Patients
IPF patients
Consecutive IPF patients (22 men, 3 women; age 72.8 ± 7.5 years, mean ± SD) were prospectively recruited for 18F-FDG PET imaging. All patients underwent full clinical assessment including multidisciplinary team review, pulmonary function tests and HRCT evaluation. Infection and neoplasia were excluded on clinical and radiological grounds. The diagnosis of IPF was made on clinical/radiological grounds following multidisciplinary team review. The clinical profiles of the patients are summarized in Table 1. The study was approved by the ethics board.
Table 1 Clinical profiles of the 25 IPF patients
Control subjects
Due to the relatively high radiation exposure from 18F-FDG PET/CT, normal volunteers were not used. Instead, two patient groups were used as a control population: 15 patients (7 men, 8 women; 63.9 ± 11.4 years) undergoing 18F-FDG PET/CT referred with neurological conditions to exclude paraneoplastic syndrome (with negative findings) and 10 patients (5 men, 5 women; 59.1 ± 10.4 years) with extrathoracic lymphoma (1 Hodgkin’s lymphoma and 9 non-Hodgkin’s) in remission undergoing routine surveillance off treatment. HRCT was not performed in the control population. All these patients were consecutively recruited over 12 months. As the subjects in both groups were expected to have healthy lung parenchyma, the lymphoma and paraneoplasia subjects were combined into a single control group (62.16 ± 10.3 years) for comparison with IPF patients.
PET/CT acquisition
All patients fasted for 6 h. Images were acquired 1 h after injecting 200 MBq of 18F-FDG using a dedicated combined PET/64-detector CT instrument (GE Healthcare Technology, Waukesha, WI). In total, three sequential imaging sequences of the thorax were performed whilst the patient remained supine on the table throughout. Firstly, a CT scan was performed for attenuation correction using 64 × 3.75-mm detectors, a pitch of 1.5 and a 5-mm collimation (140 kVp and 80 mA in 0.8 s). Maintaining the patient position, a whole-body 18F-FDG PET emission scan was performed covering an area identical to that covered by the CT scan. All acquisitions were carried out in 2-D mode (8 min per bed position). Transaxial emission images of 3.27-mm thickness (pixel size 3.9 mm) were reconstructed using ordered subsets expectation maximization with two iterations and 28 subsets. The axial field of view was 148.75 mm, resulting in 47 slices per bed position. Next, maintaining the patient position, a deep inspiratory HRCT scan was performed using 64 × 1.25-mm detectors, a pitch of 0.53 and 1.25-mm collimation (120 kVp and 100 mAs).
Image analysis
Observers
Images were analysed by a physicist with >3 years’ experience, a PET radiologist with >5 years’ experience and a senior PET technologist with >5 years’ experience in quantifying pulmonary PET images in IPF patients. All corresponding CT images were analysed for normality by a dedicated chest radiologist with a >10 years’ special interest in HRCT and >5 years’ experience at analysing CT and HRCT with PET scans in IPF patients.
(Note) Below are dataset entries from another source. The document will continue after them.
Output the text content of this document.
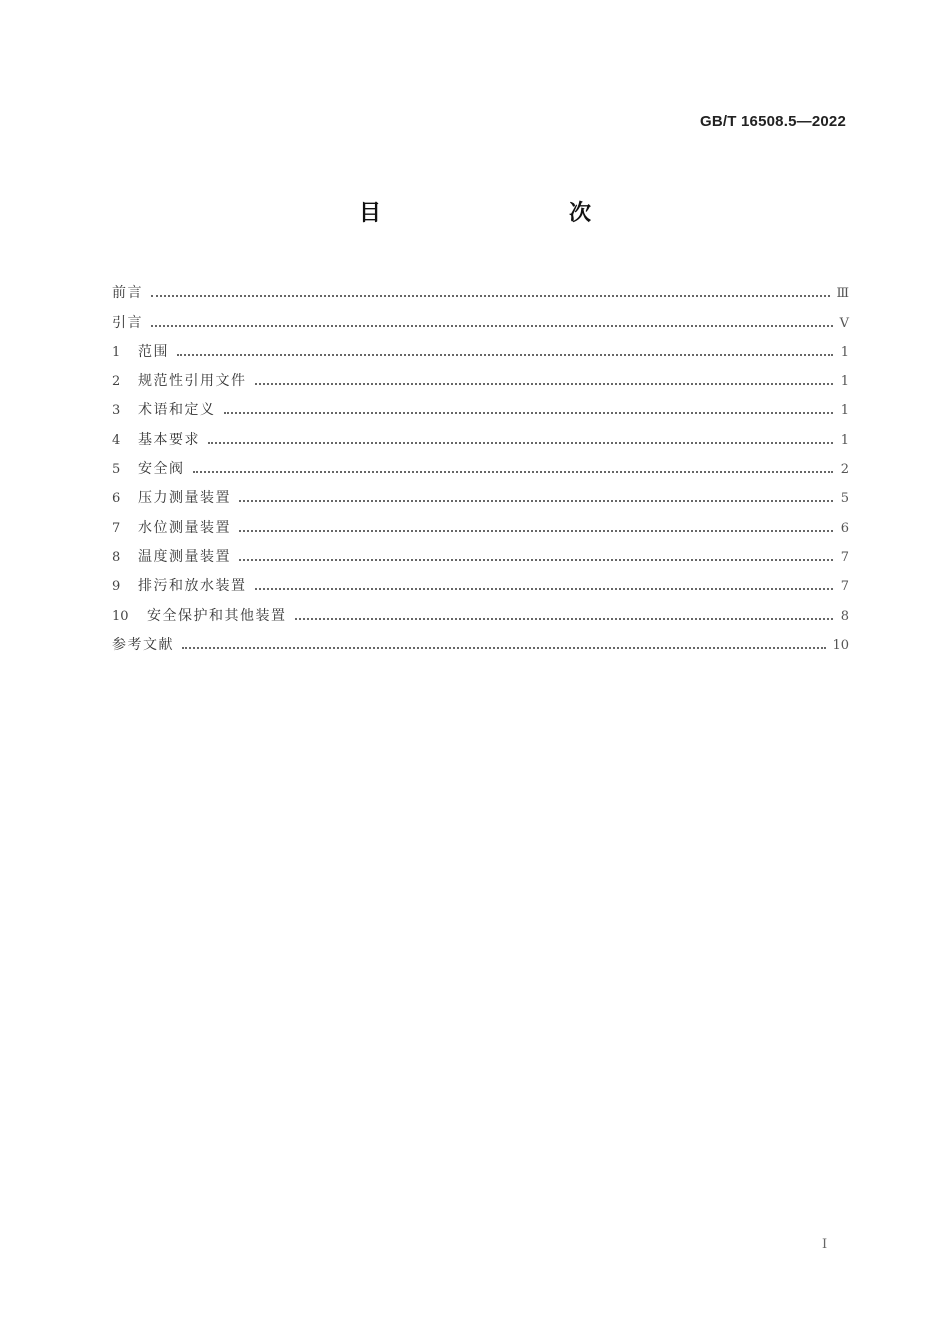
GB/T 16508.5—2022
目　　次
前言	Ⅲ
引言	Ⅴ
1	范围	1
2	规范性引用文件	1
3	术语和定义	1
4	基本要求	1
5	安全阀	2
6	压力测量装置	5
7	水位测量装置	6
8	温度测量装置	7
9	排污和放水装置	7
10	安全保护和其他装置	8
参考文献	10
Ⅰ
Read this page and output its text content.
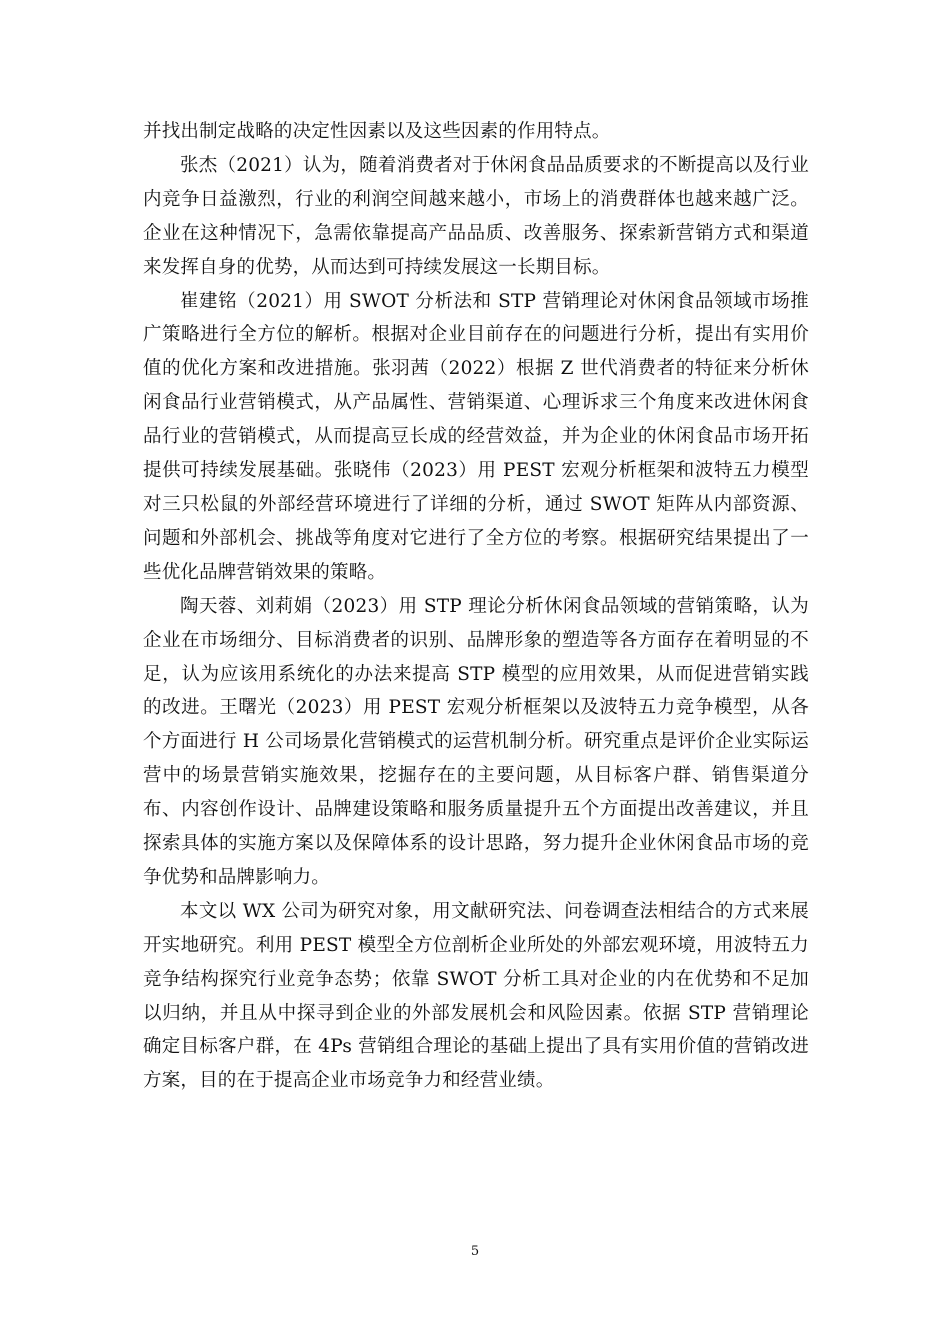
并找出制定战略的决定性因素以及这些因素的作用特点。

张杰（2021）认为，随着消费者对于休闲食品品质要求的不断提高以及行业内竞争日益激烈，行业的利润空间越来越小，市场上的消费群体也越来越广泛。企业在这种情况下，急需依靠提高产品品质、改善服务、探索新营销方式和渠道来发挥自身的优势，从而达到可持续发展这一长期目标。

崔建铭（2021）用 SWOT 分析法和 STP 营销理论对休闲食品领域市场推广策略进行全方位的解析。根据对企业目前存在的问题进行分析，提出有实用价值的优化方案和改进措施。张羽茜（2022）根据 Z 世代消费者的特征来分析休闲食品行业营销模式，从产品属性、营销渠道、心理诉求三个角度来改进休闲食品行业的营销模式，从而提高豆长成的经营效益，并为企业的休闲食品市场开拓提供可持续发展基础。张晓伟（2023）用 PEST 宏观分析框架和波特五力模型对三只松鼠的外部经营环境进行了详细的分析，通过 SWOT 矩阵从内部资源、问题和外部机会、挑战等角度对它进行了全方位的考察。根据研究结果提出了一些优化品牌营销效果的策略。

陶天蓉、刘莉娟（2023）用 STP 理论分析休闲食品领域的营销策略，认为企业在市场细分、目标消费者的识别、品牌形象的塑造等各方面存在着明显的不足，认为应该用系统化的办法来提高 STP 模型的应用效果，从而促进营销实践的改进。王曙光（2023）用 PEST 宏观分析框架以及波特五力竞争模型，从各个方面进行 H 公司场景化营销模式的运营机制分析。研究重点是评价企业实际运营中的场景营销实施效果，挖掘存在的主要问题，从目标客户群、销售渠道分布、内容创作设计、品牌建设策略和服务质量提升五个方面提出改善建议，并且探索具体的实施方案以及保障体系的设计思路，努力提升企业休闲食品市场的竞争优势和品牌影响力。

本文以 WX 公司为研究对象，用文献研究法、问卷调查法相结合的方式来展开实地研究。利用 PEST 模型全方位剖析企业所处的外部宏观环境，用波特五力竞争结构探究行业竞争态势；依靠 SWOT 分析工具对企业的内在优势和不足加以归纳，并且从中探寻到企业的外部发展机会和风险因素。依据 STP 营销理论确定目标客户群，在 4Ps 营销组合理论的基础上提出了具有实用价值的营销改进方案，目的在于提高企业市场竞争力和经营业绩。

5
Image display and processing
All images were loaded onto a proprietary workstation. All datasets underwent registration [12] to take into account respiratory mismatches between PET and CT studies as previously described [13, 14]. A single volume of interest (VOI) was placed in each lung in areas considered morphologically normal. Care was taken to identify normal regions of lung identifiable over several transverse slices, remote from major blood vessels and airways (see Fig. 1). In most subjects regions were defined in the middle lobe; in some subjects ‘normal’ regions could only be identified closer to the apex. Relatively small regions were defined so as to avoid spill-over from adjacent tissues. Care was also taken to select the central slices from the subvolume containing normal lung so as to minimize the effects of axial motion. In IPF subjects, normal regions corresponded to areas of minimal observed density as distinct from regions that were identifiable as having either ground glass or honeycomb patterns or more diffuse increases in density. Observers were requested to define VOIs with a target volume of 20 cm3. In subjects in whom a volume of this size was not identifiable, smaller VOIs were selected. The median (range) VOI in the control group was 21.23 cm3 (17.05 – 22.01 cm3) and in the IPF group was 19.37 cm3 (15.31 – 22.01 cm3). VOIs were then used on the coregistered PET studies to determine the mean SUV within each VOI. Analysis was performed on the datasets with and without correction for tissue fraction (TF) in order to account for the variable amount of air in different lung regions (both within individuals and across the subjects studied), as described previously [13, 14].
Statistical analysis
Control and patient groups were compared in terms of mean Hounsfield units and mean SUV, with and without TF correction, using two-tailed t tests, assuming unequal variance. The intragroup variability, with and without TF correction, was also reported in terms of coefficient of variation (CoV), calculated as the group SD divided by the group mean.